Alors quoi ? Mais la musique des orgues ! Ceux de Staline je veux dire. Vous ne savez pas ce que c’est que cet instrument de musique ? Ca n’a rien de bien étrange, étant donné que tant l’objet que le personnage sont bien lointains des considérations des personnes modernes, à qui la guerre a eu la gentillesse de se tenir à plusieurs milliers de kilomètres de là. Donc, pour les béotiens et autres non passionnés des batailles, les orgues de Staline sont un lanceur multiple de roquettes, dont la forme des tubes est si caractéristique qu’elle semble inspirée d’un orgue de cathédrale. A forme originale, fonction originale ! Les orgues en question lancent « au pif » ses roquettes, le tout dans un vacarme très caractéristique. Les plus mélomanes ont même décrétés que c’étairnt « les orgues des enfers », chose qui n’est pas à prendre à la légère sur le champ de bataille. Bref, là, c’est du lourd, du concret, du bourrin comme pouvait l’aimer le dictateur (nabot soit dit en passant). Il est certes exact qu’il soit difficile d’intégrer la chose à un philharmonique, mais, mine de rien, présentez vous avec la bestiole où que ce soit, et vous serez accueilli avec un respect autrement plus conséquent, qu’en vous présentant avec un bouquet de fleurs par exemple (quoique : de jolies violettes offertes à une femme aimée, ça serait déjà plus de circonstance, non ?)

L’ingénierie humaine n’a de cesse de m’épater, notamment pour créer des spectacles démesurés. Ah ça, le cirque bidule, il fait petit bras avec son clown canon face à la détonation de la bombe H ! C’est que ça dépote sec, la fission de l’atome de plutonium ! Bon, j’admets aussi que cela fout la frousse de se dire que la chose pourrait vous vaporiser plus rapidement que n’importe quelle autre catastrophe naturelle, mais reconnaissez tout de même que le champignon atomique n’a rien de semblable sur terre. A vrai dire, une telle démonstration de puissance de la science a de quoi vous encourager à dire… Plein de choses, allant du « Wahou ! Ca dégage sec ! » au « Bande de fous ! ». Notez aussi qu’il faut finalement peu de choses pour intimider l’adversaire, quelque soit celui-ci. Les étoilés rouge au marteau et à la faucille, face aux étoilés blanc, ils se tenaient la dragée haute de cette manière, non ? Comme quoi : un beau feu d’artifice à but politique, ça s’avère pas si stupide que ça pour impressionner les foules.

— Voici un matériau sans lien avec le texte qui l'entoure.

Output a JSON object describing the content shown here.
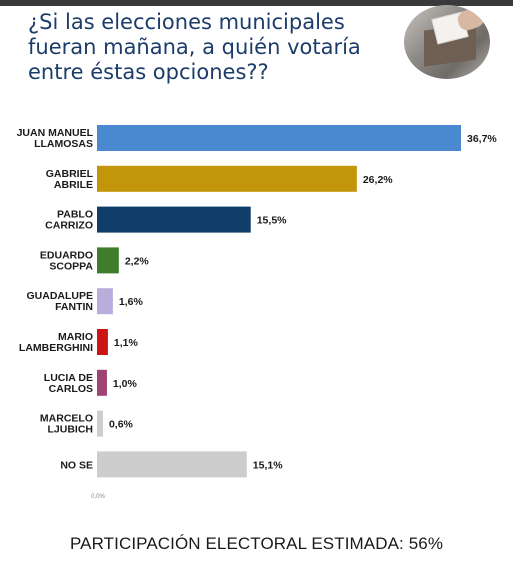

Et le monde est ainsi : si ça ne fait pas Boum, et ce en version cinémascope XXL avec le son qui va bien, personne ne s’en préoccupe. Le vol d’une flotte de bombardiers rasant Dresde, c’est quand même plus photogénique que du tir ultra ciblé à courte distance ! Il faut sidérer madame la ménagère de moins que 50 balais pas encore ménopausée, et faire frémir la testostérone de monsieur de moins de 50 piges encore capable de s’envoyer la bonne. Graveleux, dites-vous ? Parce que ça sert à quoi, les défilés militaires, les parades, les uniformes, l’apparat, la quincaillerie qui pend au revers des vestons des anciens combattants ? A faire trembler la fibre patriotique, à exciter l’imagination des plus dignes d’entres nous ! Jusqu’à preuve du contraire, un troufion ne se trimbale pas avec ses décorations qui cliquètent sur sa vareuse. S’il a deux doigts de jugeote, tout ce qui brille et fait du boucan sera gentiment entreposé dans sa cantine, dans sa base, bien loin de son théâtre d’opération ! Mais il faut bien rappeler au monde que « On a des tanks, des canons, des tas de trucs qui font boum, plaf, bing, pan t’est mort, et que si tu me marches sur les godasses, je te les distribue franco de port dans la tronche ! ».

Afga bidule, Irak chose, Paki truc… C’est où tout ça ? Pour nous autres, civils plus préoccupés de notre futur cancer, ou par le cours du pétrole qu’on engouffre dans nos bagnoles, ces pays sont loin, il y fait chaud, et puis quoi, on va pas s’intéresser à tout c’est déjà bien assez compliqué de joindre les deux bouts merde ! Nous sommes quand même décevants, parce que les états se mettent en frais, et ce en permanence, pour nous offrir du cinéma de grand spectacle à tous les JT du PAF ! Ne boudez pas votre plaisir, car tout y est vrai : les tripes, le sang, la haine, les larmes, les victimes sont authentiques, les pleurs ne sont pas doublés par un obscur intermittent du spectacle. Et les militaires qui y agissent ne sont pas de ceux qui vous jouent de la comédie. Ils ne sont pas Tom Hanks du « soldat Ryan », ils sont de ceux qui font ce qu’on leur demande, que la cause soit juste ou non. Alors, regardez, méditez, profitez du carnage, car, après tout, c’est la meilleure manière de saisir toute la bêtise humaine, mais aussi, et ce dans le grand paradoxe de l’âme, d’une humanité sans borne.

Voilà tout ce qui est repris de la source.